Vamp Smart Cube Rejuvenates Old Speakers
Ashley Allen / 10 years ago
It used to be that the central audio hub in every household was the Hi-Fi system. A combination record player, tape deck, and CD player, unified in a single system, hooked up to two stereo speakers.
The advent of digital media has undermined these old familiar ways. Smartphones and mp3 players now carry shelf-fulls of music within their tiny cases. Users now listen to music by either headphones or tinny Bluetooth speakers, while 10,000 old speakers are sent to UK recycling centres every month. But now, inventor Paul Cocksedge has developed a bridge between old and new: the Vamp.
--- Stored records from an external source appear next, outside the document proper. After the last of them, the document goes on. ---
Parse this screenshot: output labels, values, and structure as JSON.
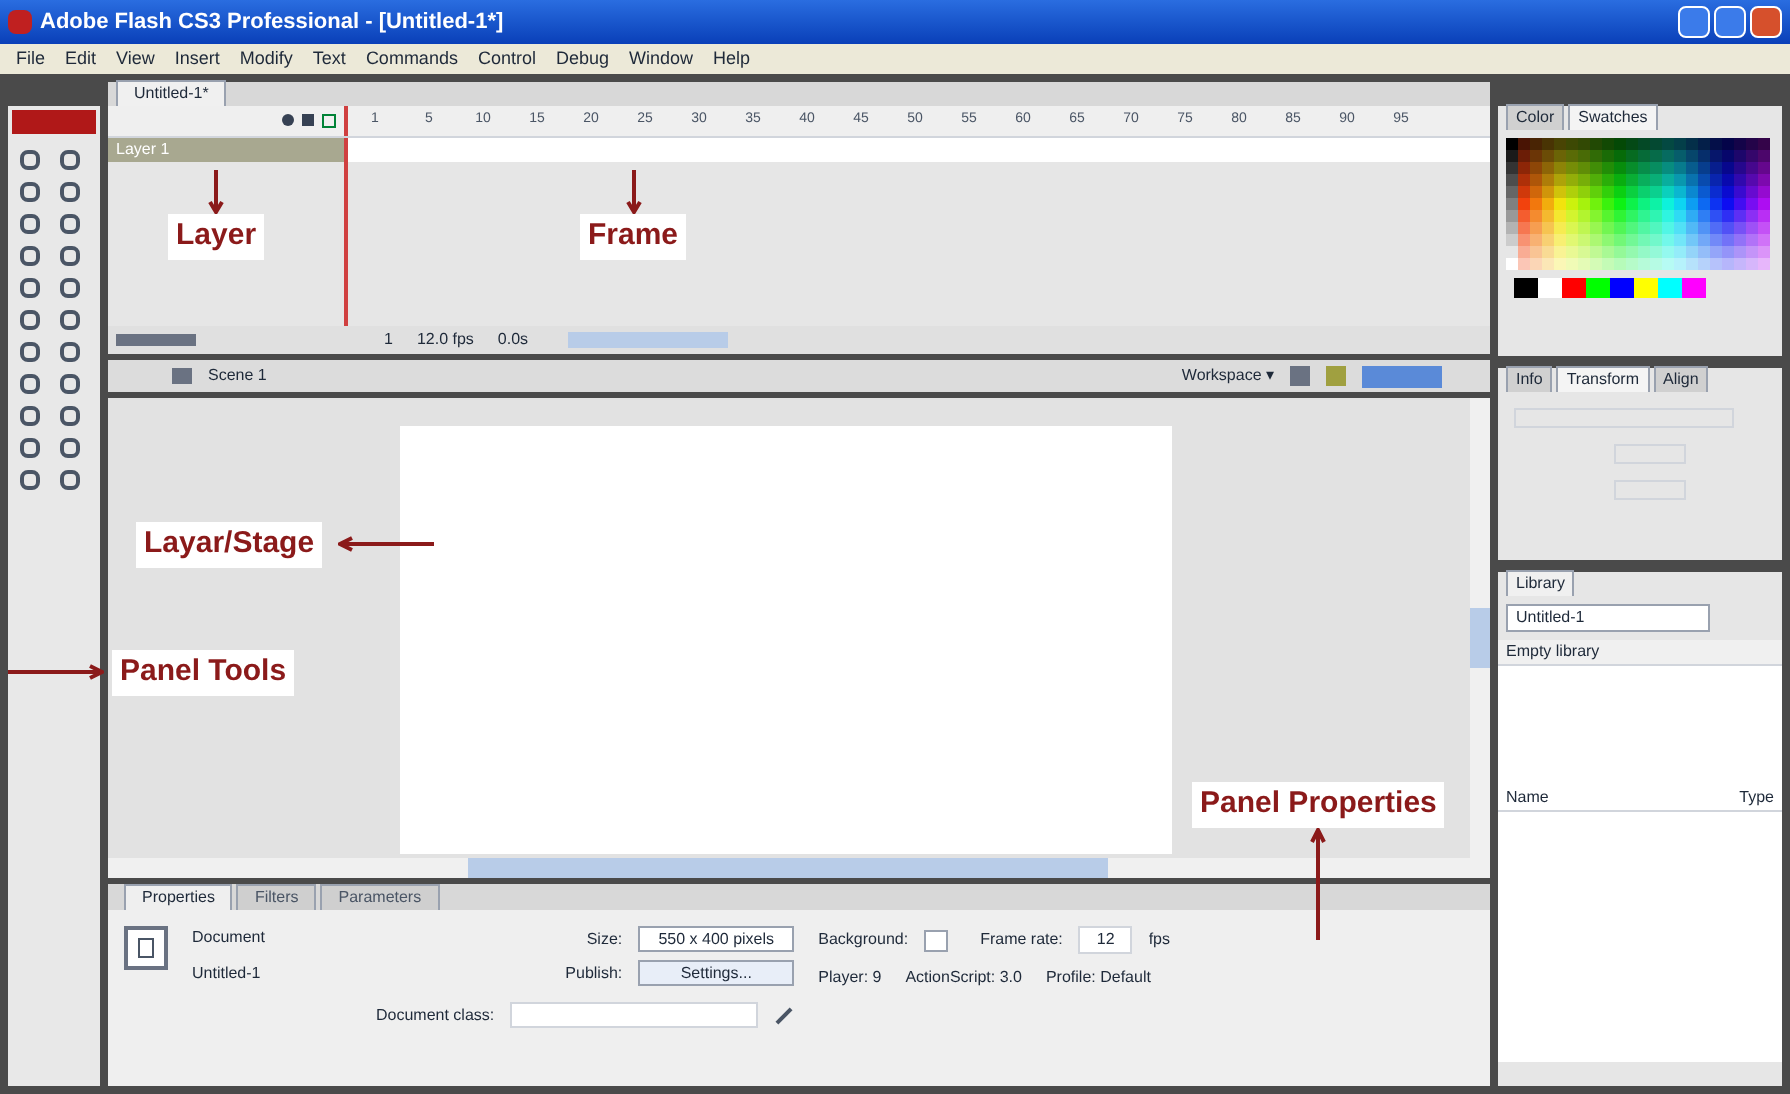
{
  "window": {
    "title": "Adobe Flash CS3 Professional - [Untitled-1*]"
  },
  "menu": [
    "File",
    "Edit",
    "View",
    "Insert",
    "Modify",
    "Text",
    "Commands",
    "Control",
    "Debug",
    "Window",
    "Help"
  ],
  "document_tab": "Untitled-1*",
  "timeline": {
    "ruler": [
      "1",
      "5",
      "10",
      "15",
      "20",
      "25",
      "30",
      "35",
      "40",
      "45",
      "50",
      "55",
      "60",
      "65",
      "70",
      "75",
      "80",
      "85",
      "90",
      "95"
    ],
    "layer": "Layer 1",
    "status": [
      "1",
      "12.0 fps",
      "0.0s"
    ]
  },
  "edit_bar": {
    "scene": "Scene 1",
    "workspace": "Workspace ▾"
  },
  "annotations": [
    {
      "text": "Layer",
      "kind": "down"
    },
    {
      "text": "Frame",
      "kind": "down"
    },
    {
      "text": "Layar/Stage",
      "kind": "left"
    },
    {
      "text": "Panel Tools",
      "kind": "right"
    },
    {
      "text": "Panel Properties",
      "kind": "up"
    }
  ],
  "properties": {
    "tabs": [
      {
        "label": "Properties",
        "selected": true
      },
      {
        "label": "Filters",
        "selected": false
      },
      {
        "label": "Parameters",
        "selected": false
      }
    ],
    "doc_label": "Document",
    "doc_name": "Untitled-1",
    "size_label": "Size:",
    "size": "550 x 400 pixels",
    "publish_label": "Publish:",
    "settings": "Settings...",
    "background_label": "Background:",
    "frame_rate_label": "Frame rate:",
    "frame_rate": "12",
    "fps": "fps",
    "player": "Player: 9",
    "actionscript": "ActionScript: 3.0",
    "profile": "Profile: Default",
    "doc_class_label": "Document class:"
  },
  "color_panel": {
    "tabs": [
      {
        "label": "Color",
        "selected": false
      },
      {
        "label": "Swatches",
        "selected": true
      }
    ]
  },
  "transform_panel": {
    "tabs": [
      {
        "label": "Info",
        "selected": false
      },
      {
        "label": "Transform",
        "selected": true
      },
      {
        "label": "Align",
        "selected": false
      }
    ]
  },
  "library_panel": {
    "tab": "Library",
    "document": "Untitled-1",
    "empty": "Empty library",
    "columns": [
      "Name",
      "Type"
    ]
  }
}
Vamp is a Bluetooth smart cube that can be hooked up to a conventional speakers via terminal or cable. Pair the Vamp with a smartphone or mp3 player and the audio is output to the connected speakers. Your Hi-Fi may be obsolete, but Vamp offers its speakers a new lease of life. The only downside is that, as of yet, the Vamp does not support stereo sound, meaning both left and right channels are combined into mono output.
“I kept seeing Post-it notes on old speakers saying, ‘Please take me home’. I thought, these are beautiful and functional. Their designers cared for them. Why are people throwing them away?” Cocksedge lamented. He realised that “people are communicating with technology differently now. We play music through our smartphones. No one has a CD player or record player any more. So how do I design something that links the new to the old?”
Vamp is available now, priced at £49.99.